• Question: how will you job affect peoples lives ??

    Asked by 06mantizibat to Paul, Sarah, Mark, Lily, Laura on 21 Jun 2010 in Categories: . This question was also asked by bossofslang, fatimaaa, abbiekeen, caliscrazy, sciencekid, eleanorbeedles, suhani, vanessa.
    • Photo: Mark Roberts

      Mark Roberts answered on 15 Jun 2010:


      My research will eventually lead to new antimicrobial compounds and new antibiotics.

      In the short term it just gives us more knowledge but longer term this knowledge can be used to fight disease

    • Photo: Lily Asquith

      Lily Asquith answered on 15 Jun 2010:


      There are thousands of physicists working on the Large Hadron Collider, so I am just a little brick in a very big wall. A happy little brick, though!

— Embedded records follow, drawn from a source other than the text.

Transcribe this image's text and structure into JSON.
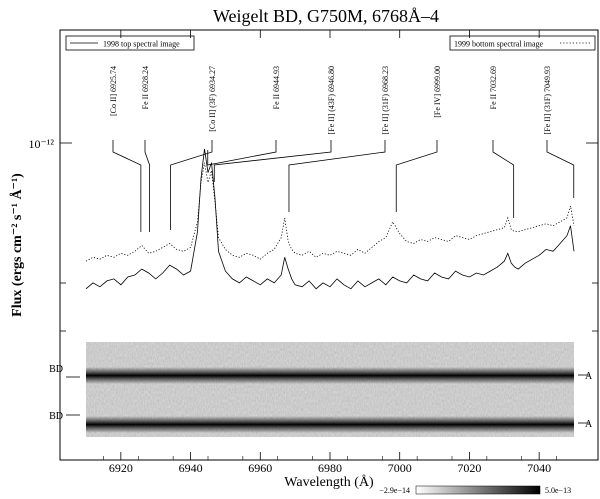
{
  "chart_data": {
    "type": "line",
    "title": "Weigelt BD, G750M, 6768Å–4",
    "xlabel": "Wavelength (Å)",
    "ylabel": "Flux (ergs cm⁻² s⁻¹ Å⁻¹)",
    "y_tick_label": "10⁻¹²",
    "xlim": [
      6910,
      7050
    ],
    "x_ticks": [
      6920,
      6940,
      6960,
      6980,
      7000,
      7020,
      7040
    ],
    "legend": {
      "left": "1998 top spectral image",
      "right": "1999 bottom spectral image"
    },
    "line_ids": [
      {
        "label": "[Co II] 6925.74",
        "wavelength": 6925.74
      },
      {
        "label": "Fe II 6928.24",
        "wavelength": 6928.24
      },
      {
        "label": "[Co II] (3F) 6934.27",
        "wavelength": 6934.27
      },
      {
        "label": "Fe II 6944.93",
        "wavelength": 6944.93
      },
      {
        "label": "[Fe II] (43F) 6946.80",
        "wavelength": 6946.8
      },
      {
        "label": "[Fe II] (31F) 6968.23",
        "wavelength": 6968.23
      },
      {
        "label": "[Fe IV] 6999.00",
        "wavelength": 6999.0
      },
      {
        "label": "Fe II 7032.69",
        "wavelength": 7032.69
      },
      {
        "label": "[Fe II] (31F) 7049.93",
        "wavelength": 7049.93
      }
    ],
    "series": [
      {
        "name": "1998 top spectral image",
        "style": "solid",
        "x": [
          6910,
          6912,
          6914,
          6916,
          6918,
          6920,
          6922,
          6924,
          6926,
          6928,
          6930,
          6932,
          6934,
          6936,
          6938,
          6940,
          6942,
          6943,
          6944,
          6945,
          6946,
          6947,
          6948,
          6950,
          6952,
          6954,
          6956,
          6958,
          6960,
          6962,
          6964,
          6966,
          6967,
          6968,
          6969,
          6970,
          6972,
          6974,
          6976,
          6978,
          6980,
          6982,
          6984,
          6986,
          6988,
          6990,
          6992,
          6994,
          6996,
          6998,
          7000,
          7002,
          7004,
          7006,
          7008,
          7010,
          7012,
          7014,
          7016,
          7018,
          7020,
          7022,
          7024,
          7026,
          7028,
          7030,
          7031,
          7032,
          7033,
          7034,
          7036,
          7038,
          7040,
          7042,
          7044,
          7046,
          7048,
          7049,
          7050
        ],
        "y": [
          0.26,
          0.29,
          0.27,
          0.3,
          0.31,
          0.28,
          0.32,
          0.33,
          0.36,
          0.34,
          0.31,
          0.34,
          0.38,
          0.36,
          0.33,
          0.35,
          0.55,
          0.82,
          0.97,
          0.85,
          0.9,
          0.72,
          0.45,
          0.35,
          0.31,
          0.29,
          0.32,
          0.3,
          0.28,
          0.31,
          0.29,
          0.33,
          0.42,
          0.36,
          0.31,
          0.28,
          0.27,
          0.3,
          0.26,
          0.29,
          0.27,
          0.31,
          0.28,
          0.26,
          0.3,
          0.27,
          0.29,
          0.31,
          0.28,
          0.32,
          0.3,
          0.29,
          0.33,
          0.31,
          0.3,
          0.34,
          0.32,
          0.31,
          0.35,
          0.33,
          0.32,
          0.34,
          0.33,
          0.35,
          0.37,
          0.4,
          0.44,
          0.39,
          0.37,
          0.36,
          0.39,
          0.41,
          0.43,
          0.46,
          0.45,
          0.49,
          0.53,
          0.58,
          0.45
        ]
      },
      {
        "name": "1999 bottom spectral image",
        "style": "dotted",
        "x": [
          6910,
          6912,
          6914,
          6916,
          6918,
          6920,
          6922,
          6924,
          6926,
          6928,
          6930,
          6932,
          6934,
          6936,
          6938,
          6940,
          6942,
          6943,
          6944,
          6945,
          6946,
          6947,
          6948,
          6950,
          6952,
          6954,
          6956,
          6958,
          6960,
          6962,
          6964,
          6966,
          6967,
          6968,
          6969,
          6970,
          6972,
          6974,
          6976,
          6978,
          6980,
          6982,
          6984,
          6986,
          6988,
          6990,
          6992,
          6994,
          6996,
          6998,
          7000,
          7002,
          7004,
          7006,
          7008,
          7010,
          7012,
          7014,
          7016,
          7018,
          7020,
          7022,
          7024,
          7026,
          7028,
          7030,
          7031,
          7032,
          7033,
          7034,
          7036,
          7038,
          7040,
          7042,
          7044,
          7046,
          7048,
          7049,
          7050
        ],
        "y": [
          0.4,
          0.42,
          0.41,
          0.43,
          0.42,
          0.44,
          0.43,
          0.45,
          0.48,
          0.44,
          0.45,
          0.47,
          0.49,
          0.46,
          0.45,
          0.47,
          0.6,
          0.8,
          0.9,
          0.8,
          0.86,
          0.7,
          0.52,
          0.46,
          0.43,
          0.42,
          0.44,
          0.43,
          0.41,
          0.44,
          0.46,
          0.52,
          0.62,
          0.5,
          0.46,
          0.44,
          0.43,
          0.45,
          0.42,
          0.44,
          0.43,
          0.45,
          0.44,
          0.43,
          0.46,
          0.44,
          0.47,
          0.5,
          0.52,
          0.6,
          0.54,
          0.5,
          0.49,
          0.51,
          0.5,
          0.52,
          0.51,
          0.5,
          0.53,
          0.52,
          0.51,
          0.53,
          0.54,
          0.55,
          0.56,
          0.57,
          0.62,
          0.56,
          0.55,
          0.55,
          0.56,
          0.57,
          0.58,
          0.59,
          0.58,
          0.6,
          0.62,
          0.68,
          0.58
        ]
      }
    ],
    "image_panel": {
      "row_labels_left": [
        "BD",
        "BD"
      ],
      "row_labels_right": [
        "A",
        "A"
      ],
      "colorbar": {
        "min_label": "−2.9e−14",
        "max_label": "5.0e−13"
      }
    }
  }
}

      The research we do there is sometimes called ‘blue skies’ research, because it doesn’t have any obvious application or commercial value. We are doing it because we want to know the answers, not because we want to make someone a load of money.

      Having said that, the world wide web was invented at CERN (and given away for free use by everyone in the world) and the work we do there has resulted in very promising new cancer treatments (proton therapy) and helped improve the software that keeps sattellites in orbit around the planet.

      So we’re quite useful really, even if we don’t mean to be 😉

    • Photo: Sarah Bardsley

      Sarah Bardsley answered on 15 Jun 2010:


      By helping the Environment Agency prepare for the future I help the organisation better protect the environment – which has an impact on everyone living in England and Wales. We all benefit from clean air and water, healthy green spaces and protection from flooding and pollution.

    • Photo: Laura Maliszewski

      Laura Maliszewski answered on 15 Jun 2010:


      Affecting others’ lives is actually the best part of my job. I help researchers by telling them where they can get funding or by introducing them to inspiring people.

      My best possible day is contributing to policy that improves life for all Britons. For example, we’re working on a project to change how medicines are prescribed. The idea is to test you first to see if the medicine will help and only prescribe the right medicine to the right person. That way less medicine is used (saving money) and more people get the right treatment (improving lives). It’s still a ways out, but we’re trying!

    • Photo: Paul Roche

      Paul Roche answered on 21 Jun 2010:


      The main influence I have is probably in the educational work I do – I try to show people, how exciting and fun science can be (maybe not what you think when you study it in school?!), so that they will appreciate science more in the future (because taxpayers fund a lot of research) and maybe some of them will become scientists. If we don’t have enough scientists, our economy will struggle in the future, as we are so reliant on science and technology these days.

      So I guess my affect is to try and make people like science more – and then hopefully some of them will eventually go on to become great physicists, chemists, biologists etc., and their work will help cure diseases, reduce global climate change etc. etc.